EDITORIALE

Niccolò de Mojana

In Italia, le donne possono votare solo dal 1946. Le nostre nonne e le nostre madri sono nate in un mondo esplicitamente (e orgogliosamente) governato dal potere maschile. Da allora, nei decenni immediatamente successivi, un movimento sempre più determinato e allargato ha conquistato, uno a uno, quei diritti che hanno portato i cittadini italiani a non considerare come "inferiori" le donne rispetto agli uomini.

Se oggi è difficile immaginare tutto ciò, è perché negli ultimi anni il mondo è completamente cambiato. Fino al punto che ormai, "le donne" sono diventate una categoria strumentale, un'etichetta da usare a seconda della situazione, un nome al servizio della retorica politica.

Eppure, "le donne" non sono tutte uguali.
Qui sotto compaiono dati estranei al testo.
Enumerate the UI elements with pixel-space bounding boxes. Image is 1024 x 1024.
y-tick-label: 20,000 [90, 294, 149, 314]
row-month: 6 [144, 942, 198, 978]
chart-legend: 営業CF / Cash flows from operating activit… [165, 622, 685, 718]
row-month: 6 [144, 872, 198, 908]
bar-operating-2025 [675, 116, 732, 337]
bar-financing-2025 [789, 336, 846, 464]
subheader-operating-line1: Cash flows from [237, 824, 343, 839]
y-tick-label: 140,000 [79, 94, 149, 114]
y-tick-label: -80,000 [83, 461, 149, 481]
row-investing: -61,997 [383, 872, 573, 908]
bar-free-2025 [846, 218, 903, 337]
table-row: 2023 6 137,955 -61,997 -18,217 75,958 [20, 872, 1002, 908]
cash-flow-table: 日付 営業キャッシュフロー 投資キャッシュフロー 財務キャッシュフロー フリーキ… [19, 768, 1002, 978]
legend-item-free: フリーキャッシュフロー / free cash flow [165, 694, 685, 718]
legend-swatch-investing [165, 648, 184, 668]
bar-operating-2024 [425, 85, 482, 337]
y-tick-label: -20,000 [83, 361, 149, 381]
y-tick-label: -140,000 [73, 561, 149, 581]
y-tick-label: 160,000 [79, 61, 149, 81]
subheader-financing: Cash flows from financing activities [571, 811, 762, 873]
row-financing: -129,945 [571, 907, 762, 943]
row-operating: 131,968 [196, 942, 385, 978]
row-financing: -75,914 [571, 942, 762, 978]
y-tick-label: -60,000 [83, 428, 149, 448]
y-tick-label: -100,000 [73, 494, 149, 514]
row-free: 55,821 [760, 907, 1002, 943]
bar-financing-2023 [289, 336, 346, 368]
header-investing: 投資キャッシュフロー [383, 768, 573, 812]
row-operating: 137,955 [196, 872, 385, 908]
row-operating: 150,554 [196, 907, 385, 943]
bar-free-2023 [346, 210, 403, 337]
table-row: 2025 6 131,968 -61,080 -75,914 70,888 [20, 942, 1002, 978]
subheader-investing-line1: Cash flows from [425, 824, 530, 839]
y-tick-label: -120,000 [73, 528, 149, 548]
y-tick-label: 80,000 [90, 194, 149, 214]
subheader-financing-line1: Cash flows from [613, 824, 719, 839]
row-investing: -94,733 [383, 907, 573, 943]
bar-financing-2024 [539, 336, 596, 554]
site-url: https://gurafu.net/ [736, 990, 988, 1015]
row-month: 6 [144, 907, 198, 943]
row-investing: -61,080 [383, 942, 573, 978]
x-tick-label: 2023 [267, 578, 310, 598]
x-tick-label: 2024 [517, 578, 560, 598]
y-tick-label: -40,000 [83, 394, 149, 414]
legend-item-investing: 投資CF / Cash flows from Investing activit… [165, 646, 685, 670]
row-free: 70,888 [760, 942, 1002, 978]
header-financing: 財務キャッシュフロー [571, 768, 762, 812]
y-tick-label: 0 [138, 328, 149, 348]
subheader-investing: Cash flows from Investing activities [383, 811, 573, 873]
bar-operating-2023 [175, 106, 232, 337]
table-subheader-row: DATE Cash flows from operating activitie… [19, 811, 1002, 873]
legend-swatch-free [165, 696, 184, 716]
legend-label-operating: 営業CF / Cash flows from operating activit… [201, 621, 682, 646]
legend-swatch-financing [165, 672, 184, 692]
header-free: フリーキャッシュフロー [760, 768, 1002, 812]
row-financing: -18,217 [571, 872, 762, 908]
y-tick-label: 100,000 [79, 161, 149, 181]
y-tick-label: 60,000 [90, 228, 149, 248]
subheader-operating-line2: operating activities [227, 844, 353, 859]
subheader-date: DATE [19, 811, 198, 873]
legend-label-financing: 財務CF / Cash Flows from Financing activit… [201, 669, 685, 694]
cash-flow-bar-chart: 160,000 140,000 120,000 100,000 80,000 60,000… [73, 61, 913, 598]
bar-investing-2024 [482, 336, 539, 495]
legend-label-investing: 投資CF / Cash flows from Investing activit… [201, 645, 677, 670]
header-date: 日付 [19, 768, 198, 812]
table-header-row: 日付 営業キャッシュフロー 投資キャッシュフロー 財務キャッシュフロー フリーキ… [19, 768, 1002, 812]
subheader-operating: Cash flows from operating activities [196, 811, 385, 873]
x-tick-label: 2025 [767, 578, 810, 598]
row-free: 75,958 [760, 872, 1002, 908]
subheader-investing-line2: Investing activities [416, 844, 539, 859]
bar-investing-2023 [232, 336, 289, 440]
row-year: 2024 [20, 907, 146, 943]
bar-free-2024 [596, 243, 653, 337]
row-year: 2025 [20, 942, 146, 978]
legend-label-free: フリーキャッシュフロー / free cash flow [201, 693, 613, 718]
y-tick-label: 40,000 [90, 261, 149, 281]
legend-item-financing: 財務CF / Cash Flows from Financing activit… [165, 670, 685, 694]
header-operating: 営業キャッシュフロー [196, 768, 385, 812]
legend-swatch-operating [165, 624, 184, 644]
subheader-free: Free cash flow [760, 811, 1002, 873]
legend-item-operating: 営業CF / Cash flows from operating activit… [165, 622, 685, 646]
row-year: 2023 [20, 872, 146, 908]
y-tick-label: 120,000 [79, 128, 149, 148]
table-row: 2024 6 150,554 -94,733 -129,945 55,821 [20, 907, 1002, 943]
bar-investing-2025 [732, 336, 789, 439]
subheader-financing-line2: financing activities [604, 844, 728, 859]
E parlare di loro come di un insieme omogeneo ha il sapore dell'ignoranza e, ancora, dell'arretratezza sociale e culturale.

Per ricordarlo, questo settimo numero di miciap ci mostra donne che lottano per difendere il loro diritto a portare il velo e donne che si guadagnano da vivere ballando nude attorno a un palo, donne che decidono, giovanissime, di diventare madri e donne che, ugualmente giovani, si iscrivono a corsi di cheerleader, donne che tengono viva la raffinata arte del burlesque e donne che cantano le antiche gesta della malavita popolare.

Le donne, insomma, non hanno nessuna necessità di avere una rappresentanza esclusiva, né una difesa di ufficio da parte di questa o quella parte politica. Piuttosto, sono i giornalisti, i politicanti, i capopopolo a cercare sempre per loro una nuova definizione da agitare nel circo mediatico.

Buona visione (che siate donne o uomini).